In Its Attempt to Seduce the US, Cuban Regime Takes Over the Private Sector

An advertisement for Fantaxy, which is presumed to be the property of Sandro Castro Arteaga, Fidel’s grandson, broadcast by the nightclub itself. (Facebook)

14ymedio bigger14ymedio, Yoani Sánchez, Havana, 16 December 2022 — It’s only been six years but it seems like a century. From then until now, the official discourse has been turned around, said and unsaid, confirmed and denied countless times. In 2016, an angry statement by the National Association of Small Farmers (Anap) slammed Washington’s proposal to buy directly from Cuban coffee growers. This December, however, an official almost begged for US support for the island’s private sector even if this is intended to “undermine the Revolution.”

In the time between that rejection and this request, our country sank into one of the deepest economic crises in its history. National coffers were emptied, and the interest of the international press and big companies turned the other way while hundreds of thousands of Cubans packed their bags to escape this failed system. This disaster could be due to the change of course in official oratory. Perhaps biting the dust of the popular protests of last year and not being able to sustain the expenses of its political police or its extensive internal propaganda have also taken the wind out of the sails of the regime.
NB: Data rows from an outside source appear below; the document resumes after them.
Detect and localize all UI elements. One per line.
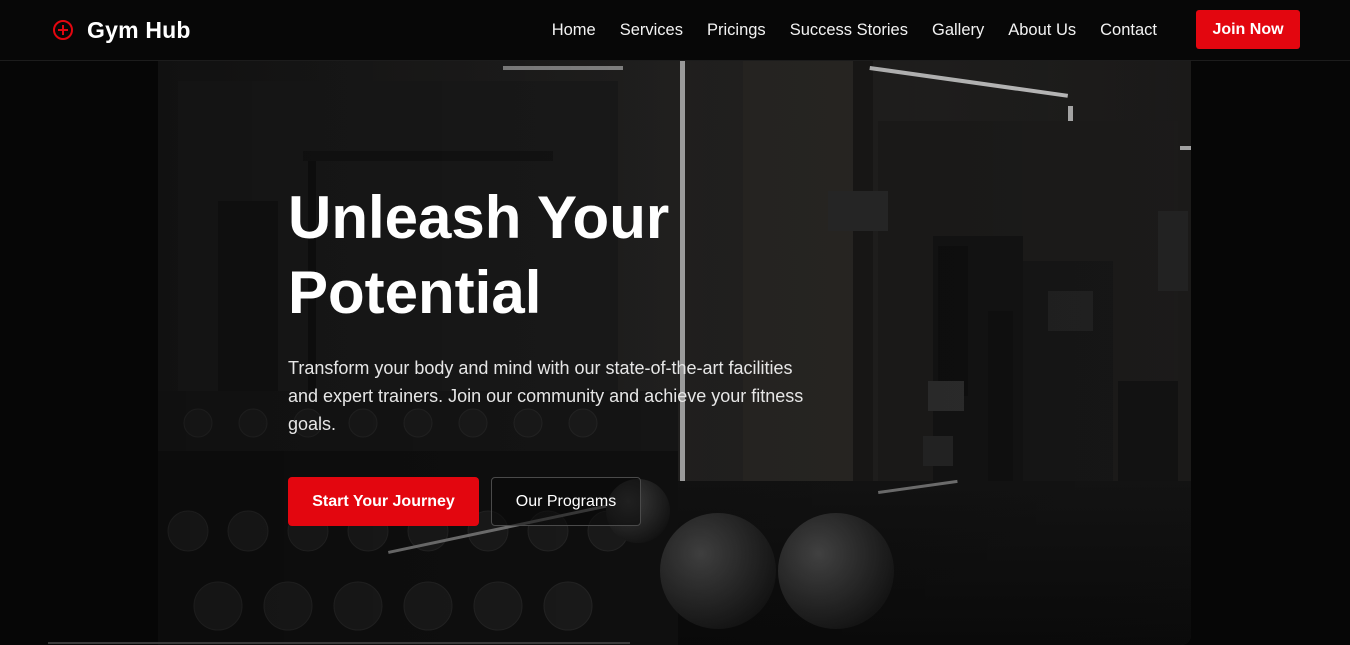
plus-circle-icon bbox=[52, 19, 74, 41]
brand-logo[interactable]: Gym Hub bbox=[52, 16, 191, 44]
page: Gym Hub Home Services Pricings Success S… bbox=[0, 0, 1350, 645]
hero-title: Unleash Your Potential bbox=[288, 184, 670, 326]
nav-link-services[interactable]: Services bbox=[620, 21, 683, 40]
navbar: Gym Hub Home Services Pricings Success S… bbox=[0, 0, 1350, 61]
start-your-journey-button[interactable]: Start Your Journey bbox=[288, 477, 479, 526]
nav-links: Home Services Pricings Success Stories G… bbox=[528, 0, 1157, 60]
hero-actions: Start Your Journey Our Programs bbox=[288, 477, 641, 526]
nav-link-gallery[interactable]: Gallery bbox=[932, 21, 984, 40]
join-now-button[interactable]: Join Now bbox=[1196, 10, 1300, 49]
nav-link-contact[interactable]: Contact bbox=[1100, 21, 1157, 40]
hero-description: Transform your body and mind with our st… bbox=[288, 358, 804, 434]
nav-link-pricings[interactable]: Pricings bbox=[707, 21, 766, 40]
hero-content: Unleash Your Potential Transform your bo… bbox=[288, 180, 828, 438]
scroll-indicator bbox=[48, 642, 630, 644]
our-programs-button[interactable]: Our Programs bbox=[491, 477, 641, 526]
nav-link-home[interactable]: Home bbox=[552, 21, 596, 40]
brand-name: Gym Hub bbox=[87, 16, 191, 43]
nav-link-about-us[interactable]: About Us bbox=[1008, 21, 1076, 40]
nav-link-success-stories[interactable]: Success Stories bbox=[790, 21, 908, 40]
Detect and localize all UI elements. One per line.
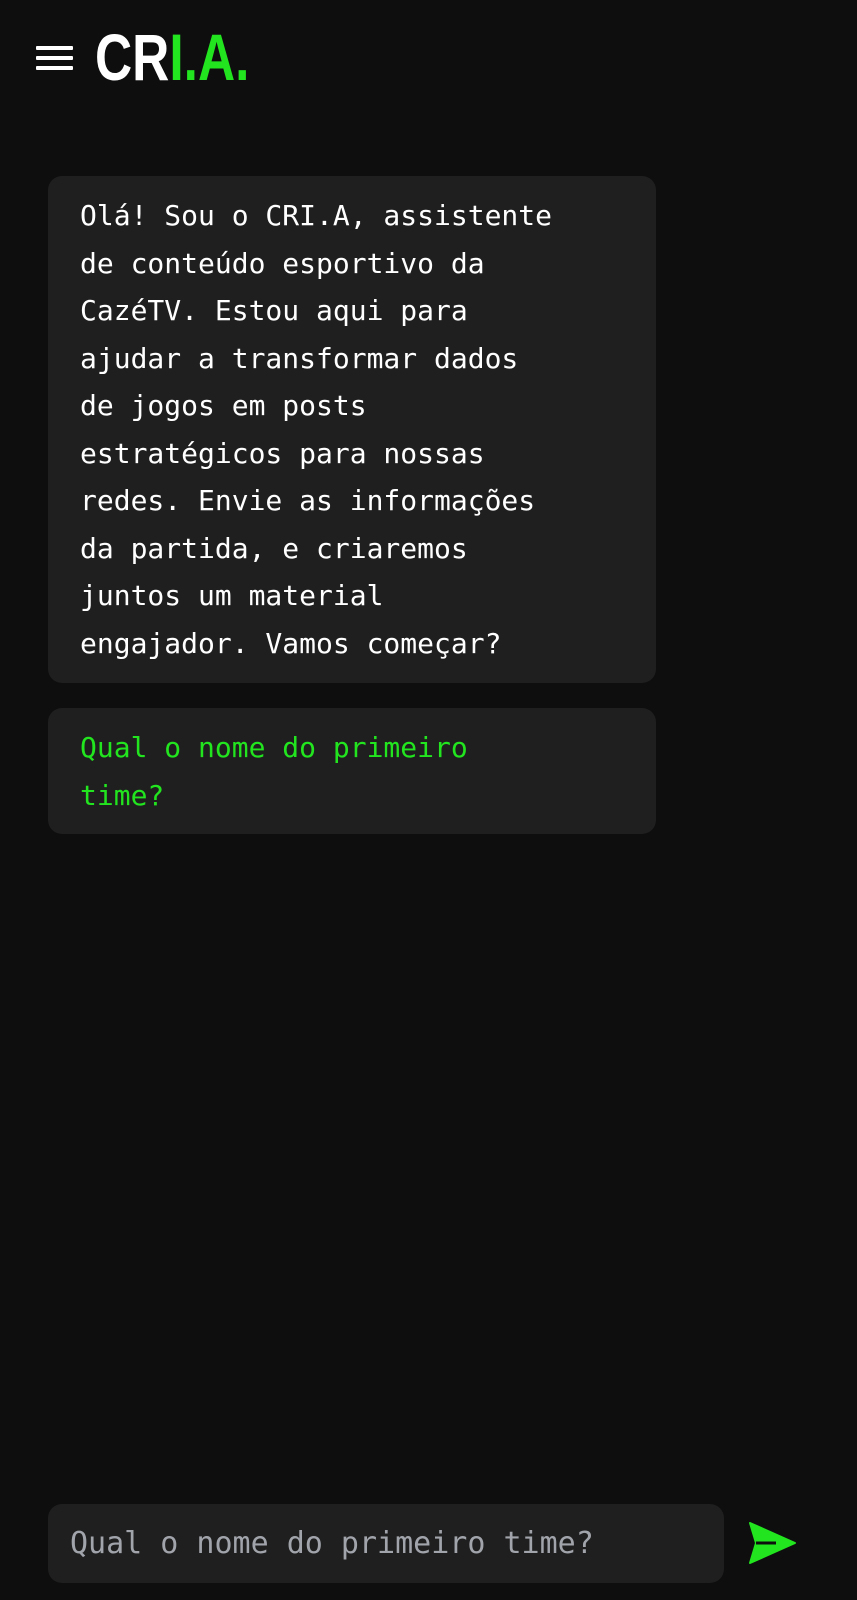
app-logo: CRI.A. — [95, 22, 249, 92]
send-button[interactable] — [748, 1520, 798, 1566]
send-arrow-icon — [749, 1522, 796, 1564]
assistant-message-question: Qual o nome do primeiro time? — [48, 708, 656, 834]
app-header: CRI.A. — [0, 0, 857, 110]
assistant-message-welcome: Olá! Sou o CRI.A, assistente de conteúdo… — [48, 176, 656, 683]
logo-text-green: I.A. — [169, 20, 250, 94]
message-input[interactable] — [48, 1504, 724, 1583]
logo-text-white: CR — [95, 20, 170, 94]
hamburger-menu-icon[interactable] — [36, 44, 74, 72]
message-composer — [48, 1504, 724, 1583]
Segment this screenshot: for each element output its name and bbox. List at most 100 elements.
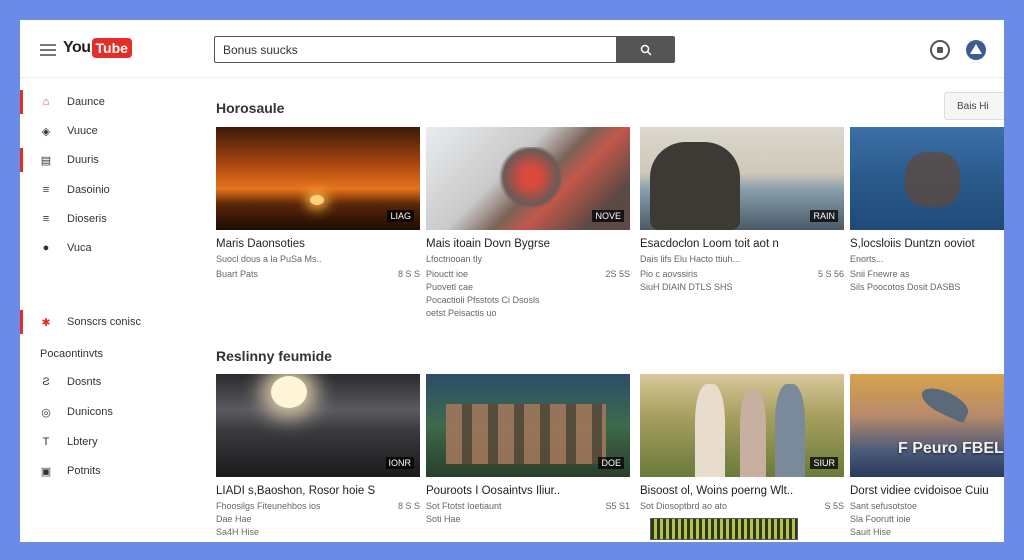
video-meta: Sant sefusotstoe — [850, 500, 1004, 513]
duration-badge: DOE — [598, 457, 624, 469]
video-thumbnail[interactable]: IONR — [216, 374, 420, 477]
channel-name[interactable]: Lfoctnooan tly — [426, 253, 482, 266]
video-card[interactable]: RAIN Esacdoclon Loom toit aot n Dais lif… — [640, 127, 844, 294]
video-card[interactable]: LIAG Maris Daonsoties Suocl dous a la Pu… — [216, 127, 420, 281]
active-indicator — [20, 148, 23, 172]
sidebar-item-home[interactable]: ⌂ Daunce — [20, 90, 190, 114]
video-title[interactable]: Esacdoclon Loom toit aot n — [640, 237, 844, 251]
library-icon: ≡ — [42, 184, 50, 196]
sidebar-item-label: Dasoinio — [67, 184, 110, 196]
sidebar: ⌂ Daunce ◈ Vuuce ▤ Duuris ≡ Dasoinio ≡ D… — [20, 78, 200, 542]
history-icon: ≡ — [42, 213, 50, 225]
video-meta: Piouctt ioe 2S 5S — [426, 268, 630, 281]
video-age: 5 S 56 — [817, 269, 844, 279]
gaming-icon: ◎ — [41, 406, 51, 419]
channel-name[interactable]: Sot Ftotst Ioetiaunt — [426, 500, 502, 513]
sort-button[interactable]: Bais Hi — [944, 92, 1004, 120]
sidebar-item-label: Dosnts — [67, 376, 102, 388]
view-count: Buart Pats — [216, 269, 259, 279]
video-card[interactable]: SIUR Bisoost ol, Woins poerng Wlt.. Sot … — [640, 374, 844, 513]
video-age: 8 S S — [397, 501, 420, 511]
sidebar-item-starred[interactable]: ✱ Sonscrs conisc — [20, 310, 190, 334]
sidebar-item-label: Dunicons — [67, 406, 113, 418]
sidebar-item-news[interactable]: T Lbtery — [20, 430, 190, 454]
sidebar-section-heading: Pocaontinvts — [40, 348, 103, 360]
video-thumbnail[interactable]: NOVE — [426, 127, 630, 230]
video-thumbnail[interactable]: F Peuro FBEL — [850, 374, 1004, 477]
sidebar-item-label: Sonscrs conisc — [67, 316, 141, 328]
active-indicator — [20, 310, 23, 334]
video-thumbnail[interactable]: RAIN — [640, 127, 844, 230]
sidebar-item-subscriptions[interactable]: ▤ Duuris — [20, 148, 190, 172]
video-title[interactable]: Dorst vidiee cvidoisoe Cuiu — [850, 484, 1004, 498]
active-indicator — [20, 90, 23, 114]
sidebar-item-library[interactable]: ≡ Dasoinio — [20, 178, 190, 202]
video-thumbnail[interactable]: SIUR — [640, 374, 844, 477]
video-card[interactable]: IONR LIADI s,Baoshon, Rosor hoie S Fhoos… — [216, 374, 420, 539]
video-title[interactable]: LIADI s,Baoshon, Rosor hoie S — [216, 484, 420, 498]
home-icon: ⌂ — [42, 96, 50, 108]
video-thumbnail[interactable]: LIAG — [216, 127, 420, 230]
video-thumbnail[interactable]: DOE — [426, 374, 630, 477]
sports-icon: ▣ — [40, 465, 52, 478]
video-meta: Dais lifs Elu Hacto ttiuh... — [640, 253, 844, 266]
news-icon: T — [42, 436, 50, 448]
view-count: Dae Hae — [216, 514, 252, 524]
channel-name[interactable]: Sant sefusotstoe — [850, 500, 917, 513]
upload-icon[interactable] — [930, 40, 950, 60]
trending-icon: ◈ — [41, 125, 51, 138]
subscriptions-icon: ▤ — [40, 154, 52, 167]
ad-banner[interactable] — [650, 518, 798, 540]
sidebar-item-trending[interactable]: ◈ Vuuce — [20, 119, 190, 143]
duration-badge: IONR — [385, 457, 414, 469]
section-title: Reslinny feumide — [216, 348, 332, 364]
sidebar-item-label: Vuca — [67, 242, 92, 254]
video-title[interactable]: Maris Daonsoties — [216, 237, 420, 251]
sidebar-item-sports[interactable]: ▣ Potnits — [20, 459, 190, 483]
app-window: You Tube ⌂ Daunce ◈ Vuuce ▤ Duuris ≡ Das… — [20, 20, 1004, 542]
video-title[interactable]: Pouroots I Oosaintvs Iliur.. — [426, 484, 630, 498]
video-age: S 5S — [824, 501, 844, 511]
hamburger-menu-icon[interactable] — [40, 44, 56, 56]
sidebar-item-history[interactable]: ≡ Dioseris — [20, 207, 190, 231]
video-card[interactable]: F Peuro FBEL Dorst vidiee cvidoisoe Cuiu… — [850, 374, 1004, 539]
video-card[interactable]: DOE Pouroots I Oosaintvs Iliur.. Sot Fto… — [426, 374, 630, 526]
music-icon: Ƨ — [42, 376, 50, 388]
video-meta: Snii Fnewre as — [850, 268, 1004, 281]
video-title[interactable]: Mais itoain Dovn Bygrse — [426, 237, 630, 251]
sidebar-item-music[interactable]: Ƨ Dosnts — [20, 370, 190, 394]
view-count: Sla Foorutt ioie — [850, 514, 911, 524]
channel-name[interactable]: Sot Diosoptbrd ao ato — [640, 500, 727, 513]
video-meta: Enorts... — [850, 253, 1004, 266]
video-card[interactable]: S,locsloiis Duntzn ooviot Enorts... Snii… — [850, 127, 1004, 294]
video-extra: Sauit Hise — [850, 527, 892, 537]
youtube-logo[interactable]: You Tube — [63, 38, 132, 58]
video-extra: Puovetl cae — [426, 282, 474, 292]
video-card[interactable]: NOVE Mais itoain Dovn Bygrse Lfoctnooan … — [426, 127, 630, 320]
duration-badge: LIAG — [387, 210, 414, 222]
sidebar-item-label: Vuuce — [67, 125, 98, 137]
channel-name[interactable]: Fhoosilgs Fiteunehbos ios — [216, 500, 321, 513]
view-count: Soti Hae — [426, 514, 461, 524]
video-age: S5 S1 — [605, 501, 630, 511]
logo-box: Tube — [91, 38, 132, 58]
video-thumbnail[interactable] — [850, 127, 1004, 230]
search-input[interactable] — [214, 36, 617, 63]
channel-name[interactable]: Dais lifs Elu Hacto ttiuh... — [640, 253, 740, 266]
video-extra: Sa4H Hise — [216, 527, 260, 537]
video-title[interactable]: Bisoost ol, Woins poerng Wlt.. — [640, 484, 844, 498]
video-title[interactable]: S,locsloiis Duntzn ooviot — [850, 237, 1004, 251]
video-meta: Sot Diosoptbrd ao ato S 5S — [640, 500, 844, 513]
globe-icon: ● — [42, 242, 50, 254]
search-icon — [640, 44, 652, 56]
video-age: 2S 5S — [605, 269, 630, 279]
video-meta: Suocl dous a la PuSa Ms.. — [216, 253, 420, 266]
channel-name[interactable]: Suocl dous a la PuSa Ms.. — [216, 253, 322, 266]
avatar[interactable] — [966, 40, 986, 60]
video-extra: Sils Poocotos Dosit DASBS — [850, 282, 961, 292]
view-count: Snii Fnewre as — [850, 269, 910, 279]
channel-name[interactable]: Enorts... — [850, 253, 884, 266]
search-button[interactable] — [617, 36, 675, 63]
sidebar-item-globe[interactable]: ● Vuca — [20, 236, 190, 260]
sidebar-item-gaming[interactable]: ◎ Dunicons — [20, 400, 190, 424]
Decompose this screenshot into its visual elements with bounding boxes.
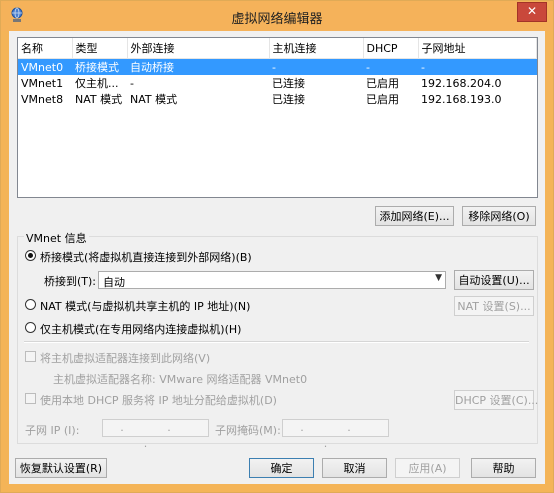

However, the announcement that the Cuban authorities could accept agreements and funds destined for the island’s entrepreneurs – even if these do not benefit the ailing socialist state company or official institutions – points to something more than the current poor state of the economy. In six years, which seems a short time but is one that an authoritarian system that controls every inch of our lives can take advantage of very well, businesses with little transparency and obscure owners have been built that target the families in power or their “blessed” figureheads.

How many of those enterprises that today dominate the captive Cuban market lack a blood or obedience bond with the small group of nonagenarians that controls this Island? They have plenty of time to sweep away those who did not want to yield, to push into exile or bankrupt local businessmen who did not abide by their impositions, and create an entrepreneurial laboratory class: ready to receive the resources that arrive from abroad with full hands and pay the bribe of survival. A bribe that enters with money and silence.

Now, having created the theme park for MSMEs* that are favorable to or linked to the olive green hierarchs, they feel now is time to raise the flag for US support. For the poor coffee growers in the eastern part of Cuba, impoverished and with production in the basement, this moment has come late. But to the bars with imported whiskey run by ‘father’s sons’, and the ‘prop’ estates managed by town informers and those that bring in foreign visitors, this announcement is music to their ears.

There will always be some official who explains the change, makes use of some argument and tries to divert the gaze. As it once appropriated the concepts of human rights, democracy and freedom, the pro-government oratory has just carried out the hijacking of the term “private sector.”

*Translator’s note: Micro, small and medium-sized enterprises.